# This week¶

Only one paper this week, not because others failed to catch my eye, but for brevity. Let me know in the comments if you agree that shorter or more focused articles are more attractive. So this week I'll be examining just one paper: Way Off-Policy Batch Deep Reinforcement Learning of Implicit Human Preferences in Dialog. As with last week's papers, this week's is interesting to me professionally. Batch DRL is a way to solve the sample efficiency problem, from a certain perspective. It's mostly the online learning that costs too much when sample efficiency is low, so solving the problems that come with attempting to train offline might allow us to do many of the same things we could do if we had high online sample efficiency.

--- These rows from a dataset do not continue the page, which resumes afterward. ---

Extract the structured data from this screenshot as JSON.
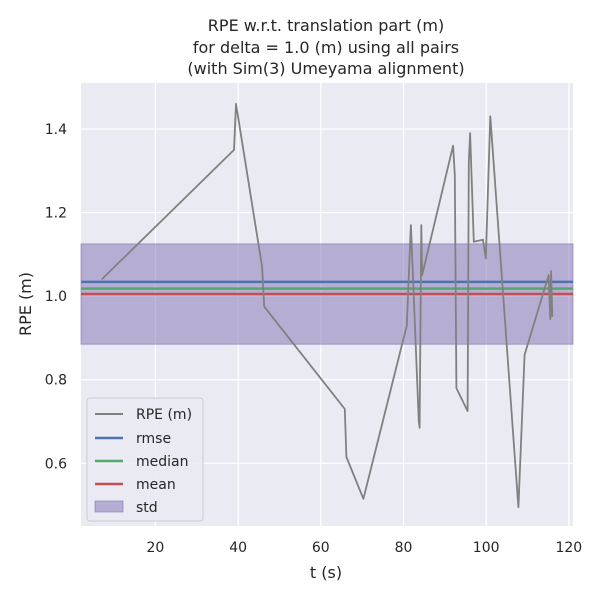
{
  "chart_data": {
    "type": "line",
    "title_lines": [
      "RPE w.r.t. translation part (m)",
      "for delta = 1.0 (m) using all pairs",
      "(with Sim(3) Umeyama alignment)"
    ],
    "xlabel": "t (s)",
    "ylabel": "RPE (m)",
    "xlim": [
      2.0,
      121.0
    ],
    "ylim": [
      0.45,
      1.51
    ],
    "xticks": [
      20,
      40,
      60,
      80,
      100,
      120
    ],
    "yticks": [
      0.6,
      0.8,
      1.0,
      1.2,
      1.4
    ],
    "grid": true,
    "background": "#eaeaf2",
    "series": [
      {
        "name": "RPE (m)",
        "color": "#808080",
        "points": [
          [
            7.0,
            1.04
          ],
          [
            39.0,
            1.35
          ],
          [
            39.5,
            1.46
          ],
          [
            45.8,
            1.07
          ],
          [
            46.3,
            0.975
          ],
          [
            65.8,
            0.73
          ],
          [
            66.2,
            0.615
          ],
          [
            70.3,
            0.515
          ],
          [
            80.8,
            0.93
          ],
          [
            81.8,
            1.17
          ],
          [
            83.7,
            0.7
          ],
          [
            83.9,
            0.685
          ],
          [
            84.3,
            1.17
          ],
          [
            84.5,
            1.05
          ],
          [
            92.0,
            1.36
          ],
          [
            92.4,
            1.29
          ],
          [
            92.8,
            0.78
          ],
          [
            95.5,
            0.725
          ],
          [
            95.8,
            1.32
          ],
          [
            96.1,
            1.39
          ],
          [
            97.0,
            1.13
          ],
          [
            99.2,
            1.135
          ],
          [
            99.9,
            1.09
          ],
          [
            101.0,
            1.43
          ],
          [
            107.8,
            0.495
          ],
          [
            109.3,
            0.86
          ],
          [
            115.1,
            1.05
          ],
          [
            115.5,
            0.945
          ],
          [
            115.7,
            1.06
          ],
          [
            116.0,
            0.95
          ]
        ]
      }
    ],
    "stats": {
      "rmse": {
        "name": "rmse",
        "value": 1.034,
        "color": "#4c72b0"
      },
      "median": {
        "name": "median",
        "value": 1.018,
        "color": "#55a868"
      },
      "mean": {
        "name": "mean",
        "value": 1.005,
        "color": "#c44e52"
      },
      "std": {
        "name": "std",
        "center": 1.005,
        "half_width": 0.12,
        "color": "#8172b2"
      }
    },
    "legend": {
      "position": "lower-left",
      "entries": [
        "RPE (m)",
        "rmse",
        "median",
        "mean",
        "std"
      ]
    }
  }
}
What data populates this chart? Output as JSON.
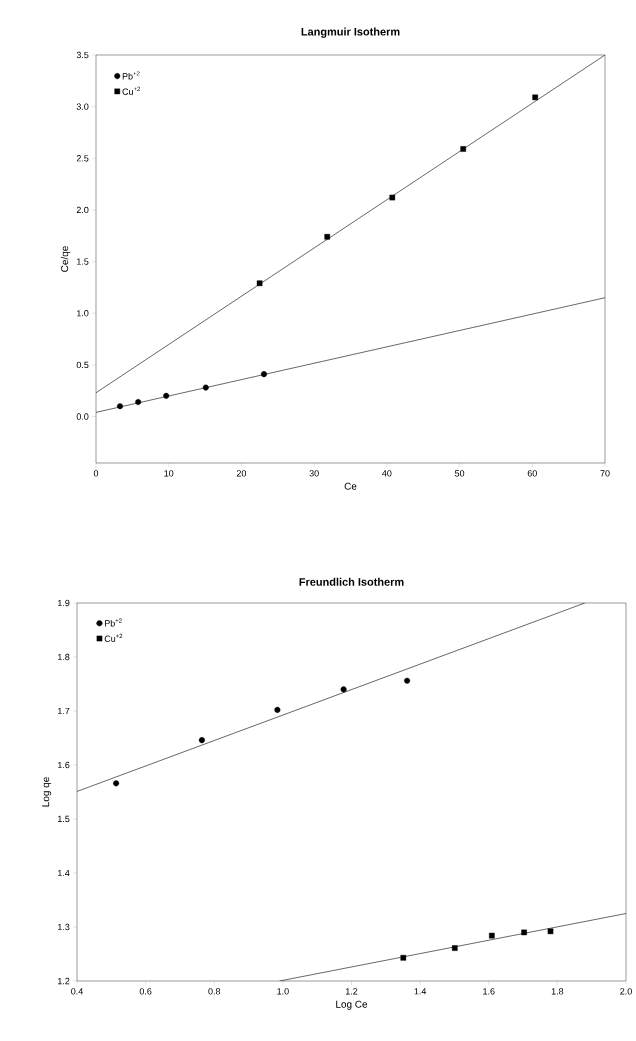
{
  "chart_data": [
    {
      "type": "scatter",
      "title": "Langmuir Isotherm",
      "xlabel": "Ce",
      "ylabel": "Ce/qe",
      "xlim": [
        0,
        70
      ],
      "ylim": [
        -0.45,
        3.5
      ],
      "xticks": [
        0,
        10,
        20,
        30,
        40,
        50,
        60,
        70
      ],
      "yticks": [
        {
          "value": 0,
          "label": "0.0"
        },
        0.5,
        {
          "value": 1,
          "label": "1.0"
        },
        1.5,
        {
          "value": 2,
          "label": "2.0"
        },
        2.5,
        {
          "value": 3,
          "label": "3.0"
        },
        3.5
      ],
      "legend": "top left",
      "grid": false,
      "series": [
        {
          "name": "Pb$^{+2}$",
          "marker": "circle",
          "color": "#000000",
          "x": [
            3.3,
            5.8,
            9.65,
            15.1,
            23.1
          ],
          "values": [
            0.1,
            0.14,
            0.2,
            0.28,
            0.41
          ]
        },
        {
          "name": "Cu$^{+2}$",
          "marker": "square",
          "color": "#000000",
          "x": [
            22.5,
            31.8,
            40.75,
            50.5,
            60.4
          ],
          "values": [
            1.29,
            1.74,
            2.12,
            2.59,
            3.09
          ]
        },
        {
          "type": "line",
          "marker": "none",
          "line_style": "solid",
          "color": "#000000",
          "x": [
            0,
            70
          ],
          "values": [
            0.04,
            1.15
          ]
        },
        {
          "type": "line",
          "marker": "none",
          "line_style": "solid",
          "color": "#000000",
          "x": [
            0,
            70
          ],
          "values": [
            0.23,
            3.5
          ]
        }
      ]
    },
    {
      "type": "scatter",
      "title": "Freundlich Isotherm",
      "xlabel": "Log Ce",
      "ylabel": "Log qe",
      "xlim": [
        0.4,
        2.0
      ],
      "ylim": [
        1.2,
        1.9
      ],
      "xticks": [
        0.4,
        0.6,
        0.8,
        {
          "value": 1,
          "label": "1.0"
        },
        1.2,
        1.4,
        1.6,
        1.8,
        {
          "value": 2,
          "label": "2.0"
        }
      ],
      "yticks": [
        1.2,
        1.3,
        1.4,
        1.5,
        1.6,
        1.7,
        1.8,
        1.9
      ],
      "legend": "top left",
      "grid": false,
      "series": [
        {
          "name": "Pb$^{+2}$",
          "marker": "circle",
          "color": "#000000",
          "x": [
            0.514,
            0.764,
            0.984,
            1.177,
            1.362
          ],
          "values": [
            1.566,
            1.646,
            1.702,
            1.74,
            1.756
          ]
        },
        {
          "name": "Cu$^{+2}$",
          "marker": "square",
          "color": "#000000",
          "x": [
            1.351,
            1.501,
            1.609,
            1.703,
            1.78
          ],
          "values": [
            1.243,
            1.261,
            1.284,
            1.29,
            1.292
          ]
        },
        {
          "type": "line",
          "marker": "none",
          "line_style": "solid",
          "color": "#000000",
          "x": [
            0.4,
            1.88
          ],
          "values": [
            1.551,
            1.9
          ]
        },
        {
          "type": "line",
          "marker": "none",
          "line_style": "solid",
          "color": "#000000",
          "x": [
            0.99,
            2.0
          ],
          "values": [
            1.2,
            1.325
          ]
        }
      ]
    }
  ]
}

# RL for open-domain dialog generation¶

The author's domain is dialog generation. They want to build a better chat bot, and they have quite a few recorded conversations. RL is good at refining these processes, but has a cold-start problem, plus they would certainly prefer to make use of the data they have on-hand. For this, they need to be able to make use of offline data, hence "Way Off-Policy". This data is so off-policy it wasn't even generated by a policy.

So they want to train DRL from samples acquired from some other control of the system (in their case, human interaction data), much like Deep Q-learning from Demonstrations. There are a couple of reasons this is important for others such as myself:

First, since collecting real-world interaction data can be expensive and time-consuming, algorithms must be able to leverage off-policy data - collected from vastly different systems, far into the past - in order to learn.

Second, it is often necessary to carefully test a policy before deploying it to the real world; for example, to ensure its behavior is safe and appropriate for humans. Thus the algorithm must be able to learn offline first, from a static batch of data, without the ability to explore

# A generative model + Q learning¶

The authors first pre-train a generative model on the distribution of collected trajectories, and initialize the Q networks from this model. They then sample a fixed number of actions from it, and output the one with the highest Q-value as their policy's decision. In later reinforcement learning, they penalize their model for KL-divergence from this distribution.

To perform batch Q-learning, we first pre-train a generative model of $p(a|s)$ using a set of known environment trajectories. In our case, this model is then used to generate the batch data via human interaction. The weights of the Q-network and target Q-network are initialized from the pre-trained model, which helps reduce variance in the Q-estimates and works to combat overestimation bias. To train $Q_{θ_π}$ we sample < $s_t$, $a_t$, $r_t$, $s_{t+1}$ > tuples from the batch, and update the weights of the Q-network to approximate Eq. 1. This forms our baseline model, which we call Batch Q

# Overestimation bias¶

Most deep RL algorithms fail to learn from data that is not heavily correlated with the current policy. Even models based on off-policy algorithms lik Q-learning fail to learn when the model is not able to explore during training. This is due to the fact that such algorithms are inherently optimistic in the face of uncertainty.

If you’re taking the max of something (as in Bellman-equation-based algorithms), then the higher the variance, the higher the max value. This causes an over-estimation bias. We may have seen a really high value for some state once, so now we over-value that state, despite it being atypical. It may not be immediately obvious why this is a problem, but which states are we likely to overvalue? Precisely the states we haven't visited often. Why is that a problem? This sounds good for exploration, right? But if we're trying to train our agent with canned data, it's important that the live agent stick pretty close to the states where the canned data does well, and it's counter-productive to have it believe that everywhere but the pre-explored state space is worth exploring.

A popular solution to the overestimation problem in Q-learning algorithms is to train two Q networks on the same data, put the input through both, and take the minimum value. This helps with the bias because they'll likely disagree unless we can be really certain of the value of the input, and if they disagree we can go with the least confident. The authors of the current paper take a different tack, training a single neural net with dropout, and using the disagreement with different dropout masks as an estimate of uncertainty.

# Parting thoughts¶

1. I didn't talk much about their model architecture, which is "Variational Hierarchical Recurrent Encoder Decoder (VHRED)", largely because I think if I ever tried to make use of this directly I would employ transformers instead. They do mention that transformer architectures are a "powerful alternative", but they chose to work with hierarchical architectures so they could extend their work to hierarchical control in the future. That's interesting. In my own work at the moment, the important thing is the "way off-policy" part, not so much the chat bot part.

2. It's very interesting to me that both of the methods for correcting overestimation bias make use of uncertainty estimators that I've seen mentioned elsewhere:

...we show that the disagreement between only two neural networks is sufficient to produce a low-variance estimate of the epistemic uncertainty on the return distribution, thus providing a simple and computationally cheap uncertainty metric.

...we develop a new theoretical framework casting dropout training in deep neural networks (NNs) as approximate Bayesian inference in deep Gaussian processes. A direct result of this theory gives us tools to model uncertainty with dropout NNs

3. This article wasn't really shorter than if I had done multiple papers, less deeply. I'll have to practice at that, not least because it's time-consuming, but information is valuable. How does Adrian Colyer do this every day?